Something inside Phoenix squirmed sideways, as though to avoid being pinned by Edgeworth's gaze. It didn't quite succeed. They were, he noticed, uncomfortably close. His apartment didn't leave much room for maneuvering and the tree was taking up most of it. "Well, you know," Phoenix said.
"No, I don't," Edgeworth answered. "Enlighten me. Even Detective Gumshoe gives up on me on Christmas, Wright. I feel compelled to ask why you would brave my temper in this fashion."
"I don't know," Phoenix said, busying himself with a spill that was already well-controlled. "Because I'm too stupid to know when I should give up?"
"That much is certain," Edgeworth said. "Well, you've forced me to recollect that Christmas isn't all about murder and dodgy alibis. Splendid. Unfortunately it's too late for me to catch a cab so I can go home and hang up a holly-who-wreath."
"You don't have to be so damn sarcastic," Phoenix muttered, blotting at a damp spot near Edgeworth's feet. ...Those really were some nice looking socks.
"I wasn't." Edgeworth said, softly. "I suppose it's foolish to continue living in the past. ...Thank you, Phoenix."
Phoenix swallowed, unsure why his mouth had so quickly gone dry, his breath snagging in his chest. "Sorry about the cab, but I can put you up for the night."
"I think it's put up with, but thank you." Edgeworth reached down to pick up one of Phoenix's discarded shirts. "Here. This is partially my fault. You should soak these before they sour."
"No, it's fine, I'll get them--" Phoenix's intended parry did not go as planned. Somehow his arm got tangled with Edgeworth's, and turning to free himself, he realized he was kneeling on the floor between Edgeworth's knees, one hand on the other man's thigh, their faces scant inches apart. For a long time they stayed that way, both unwilling to advance or retreat.

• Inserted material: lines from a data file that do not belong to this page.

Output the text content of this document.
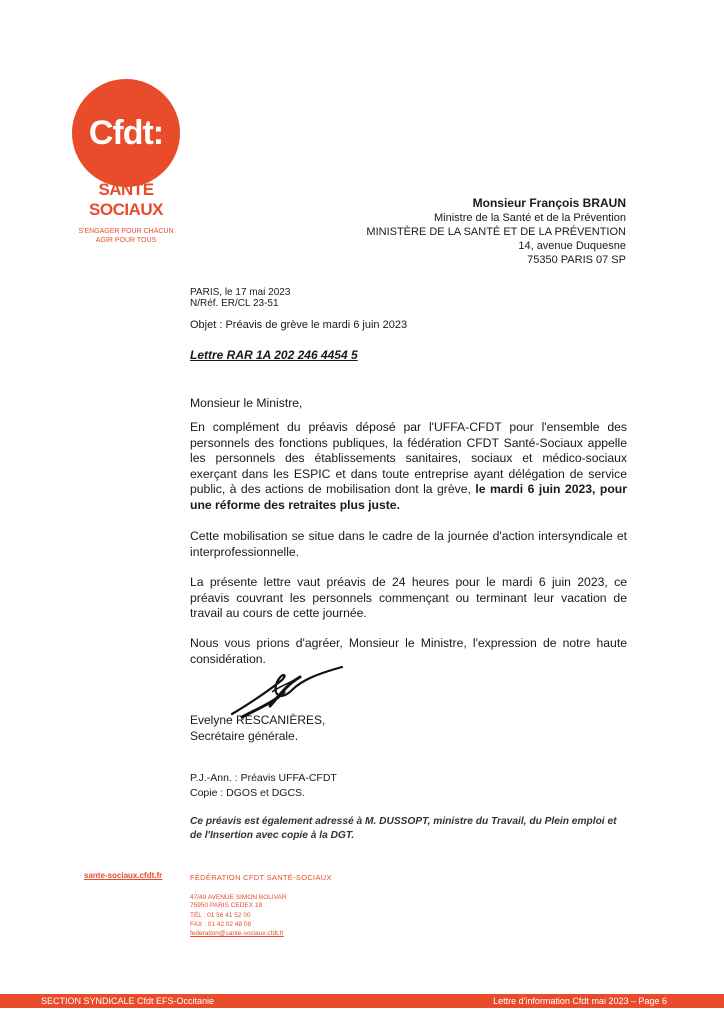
Cfdt:
SANTÉ
SOCIAUX
S'ENGAGER POUR CHACUN
AGIR POUR TOUS
Monsieur François BRAUN
Ministre de la Santé et de la Prévention
MINISTÈRE DE LA SANTÉ ET DE LA PRÉVENTION
14, avenue Duquesne
75350 PARIS 07 SP
PARIS, le 17 mai 2023
N/Réf. ER/CL 23-51
Objet : Préavis de grève le mardi 6 juin 2023
Lettre RAR 1A 202 246 4454 5
Monsieur le Ministre,
En complément du préavis déposé par l'UFFA-CFDT pour l'ensemble des personnels des fonctions publiques, la fédération CFDT Santé-Sociaux appelle les personnels des établissements sanitaires, sociaux et médico-sociaux exerçant dans les ESPIC et dans toute entreprise ayant délégation de service public, à des actions de mobilisation dont la grève, le mardi 6 juin 2023, pour une réforme des retraites plus juste.
Cette mobilisation se situe dans le cadre de la journée d'action intersyndicale et interprofessionnelle.
La présente lettre vaut préavis de 24 heures pour le mardi 6 juin 2023, ce préavis couvrant les personnels commençant ou terminant leur vacation de travail au cours de cette journée.
Nous vous prions d'agréer, Monsieur le Ministre, l'expression de notre haute considération.
Evelyne RESCANIÈRES,
Secrétaire générale.
P.J.-Ann. : Préavis UFFA-CFDT
Copie : DGOS et DGCS.
Ce préavis est également adressé à M. DUSSOPT, ministre du Travail, du Plein emploi et de l'Insertion avec copie à la DGT.
sante-sociaux.cfdt.fr	FÉDÉRATION CFDT SANTÉ-SOCIAUX
47/49 AVENUE SIMON BOLIVAR
75950 PARIS CEDEX 19
TÉL : 01 56 41 52 00
FAX : 01 42 02 48 08
federation@sante-sociaux.cfdt.fr
SECTION SYNDICALE Cfdt EFS-Occitanie	Lettre d'information Cfdt mai 2023 – Page 6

"Just how much rum was in that eggnog?" Edgeworth asked, close enough for his breath to stir the hairs at Phoenix's temple.

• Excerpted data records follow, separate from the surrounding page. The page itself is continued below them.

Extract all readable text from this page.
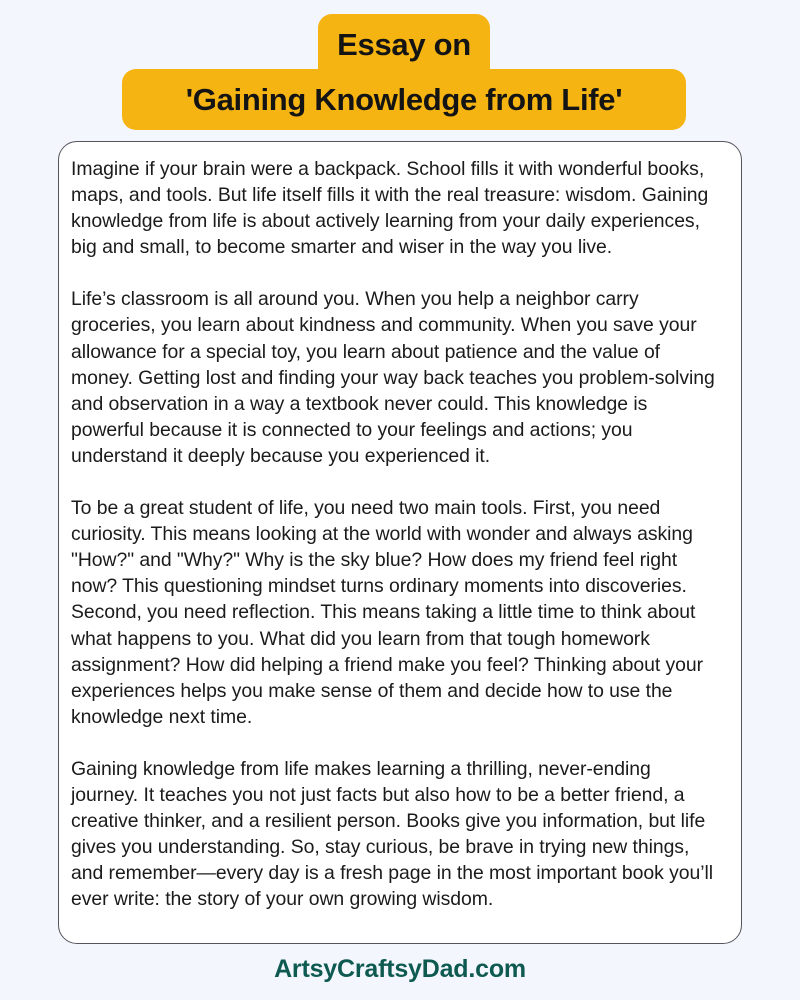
Essay on
'Gaining Knowledge from Life'

Imagine if your brain were a backpack. School fills it with wonderful books, maps, and tools. But life itself fills it with the real treasure: wisdom. Gaining knowledge from life is about actively learning from your daily experiences, big and small, to become smarter and wiser in the way you live.

Life’s classroom is all around you. When you help a neighbor carry groceries, you learn about kindness and community. When you save your allowance for a special toy, you learn about patience and the value of money. Getting lost and finding your way back teaches you problem-solving and observation in a way a textbook never could. This knowledge is powerful because it is connected to your feelings and actions; you understand it deeply because you experienced it.

To be a great student of life, you need two main tools. First, you need curiosity. This means looking at the world with wonder and always asking "How?" and "Why?" Why is the sky blue? How does my friend feel right now? This questioning mindset turns ordinary moments into discoveries. Second, you need reflection. This means taking a little time to think about what happens to you. What did you learn from that tough homework assignment? How did helping a friend make you feel? Thinking about your experiences helps you make sense of them and decide how to use the knowledge next time.

Gaining knowledge from life makes learning a thrilling, never-ending journey. It teaches you not just facts but also how to be a better friend, a creative thinker, and a resilient person. Books give you information, but life gives you understanding. So, stay curious, be brave in trying new things, and remember—every day is a fresh page in the most important book you’ll ever write: the story of your own growing wisdom.

ArtsyCraftsyDad.com
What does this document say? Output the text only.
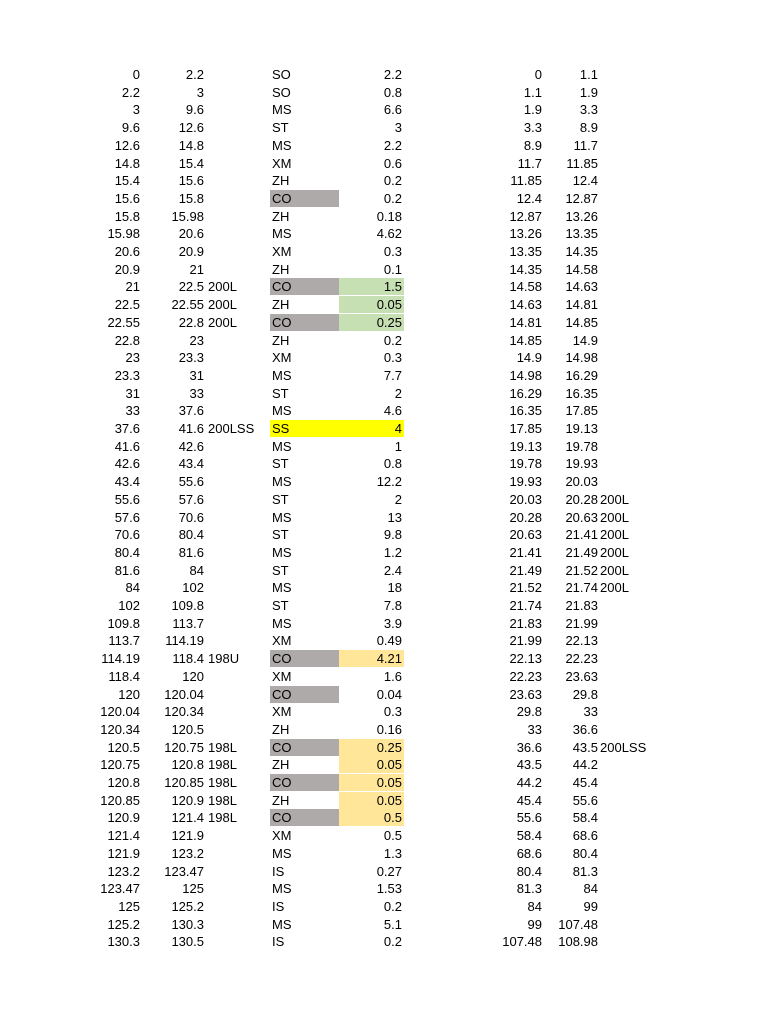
0	2.2	SO	2.2	0	1.1
2.2	3	SO	0.8	1.1	1.9
3	9.6	MS	6.6	1.9	3.3
9.6	12.6	ST	3	3.3	8.9
12.6	14.8	MS	2.2	8.9	11.7
14.8	15.4	XM	0.6	11.7	11.85
15.4	15.6	ZH	0.2	11.85	12.4
15.6	15.8	CO	0.2	12.4	12.87
15.8	15.98	ZH	0.18	12.87	13.26
15.98	20.6	MS	4.62	13.26	13.35
20.6	20.9	XM	0.3	13.35	14.35
20.9	21	ZH	0.1	14.35	14.58
21	22.5 200L	CO	1.5	14.58	14.63
22.5	22.55 200L	ZH	0.05	14.63	14.81
22.55	22.8 200L	CO	0.25	14.81	14.85
22.8	23	ZH	0.2	14.85	14.9
23	23.3	XM	0.3	14.9	14.98
23.3	31	MS	7.7	14.98	16.29
31	33	ST	2	16.29	16.35
33	37.6	MS	4.6	16.35	17.85
37.6	41.6 200LSS	SS	4	17.85	19.13
41.6	42.6	MS	1	19.13	19.78
42.6	43.4	ST	0.8	19.78	19.93
43.4	55.6	MS	12.2	19.93	20.03
55.6	57.6	ST	2	20.03	20.28 200L
57.6	70.6	MS	13	20.28	20.63 200L
70.6	80.4	ST	9.8	20.63	21.41 200L
80.4	81.6	MS	1.2	21.41	21.49 200L
81.6	84	ST	2.4	21.49	21.52 200L
84	102	MS	18	21.52	21.74 200L
102	109.8	ST	7.8	21.74	21.83
109.8	113.7	MS	3.9	21.83	21.99
113.7	114.19	XM	0.49	21.99	22.13
114.19	118.4 198U	CO	4.21	22.13	22.23
118.4	120	XM	1.6	22.23	23.63
120	120.04	CO	0.04	23.63	29.8
120.04	120.34	XM	0.3	29.8	33
120.34	120.5	ZH	0.16	33	36.6
120.5	120.75 198L	CO	0.25	36.6	43.5 200LSS
120.75	120.8 198L	ZH	0.05	43.5	44.2
120.8	120.85 198L	CO	0.05	44.2	45.4
120.85	120.9 198L	ZH	0.05	45.4	55.6
120.9	121.4 198L	CO	0.5	55.6	58.4
121.4	121.9	XM	0.5	58.4	68.6
121.9	123.2	MS	1.3	68.6	80.4
123.2	123.47	IS	0.27	80.4	81.3
123.47	125	MS	1.53	81.3	84
125	125.2	IS	0.2	84	99
125.2	130.3	MS	5.1	99	107.48
130.3	130.5	IS	0.2	107.48	108.98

"Not enough to excuse this," Phoenix admitted. Another long pause.
"...I'm willing to pretend otherwise," Edgeworth said, at last.
The tree lights winked out between them as the distance between their faces closed to nothing. Phoenix leaned up into Edgeworth's kiss, sliding his hands between the other man's vest and the warm satin lining of his suit jacket, opening his mouth to Edgeworth's ginger-spice-rum heat.
They didn't bother to move to the bedroom, tangled up together on the sofa with the Christmas lights blinking over them in a dreamy glow. Edgeworth gave himself up with remarkable ease, the intimacy of Phoenix's hands and lips on his skin somehow no longer invasive after his touch on Edgeworth's memories and fears. Christmas Eve dwindled away towards the first hours of Christmas morning, unnoticed, and Phoenix pulled his couch blanket up over the unexpected present drowsing against his shoulder.
"I'm still going to want those socks, though," he whispered, as Edgeworth slept on, dreamless in the waning light of the year.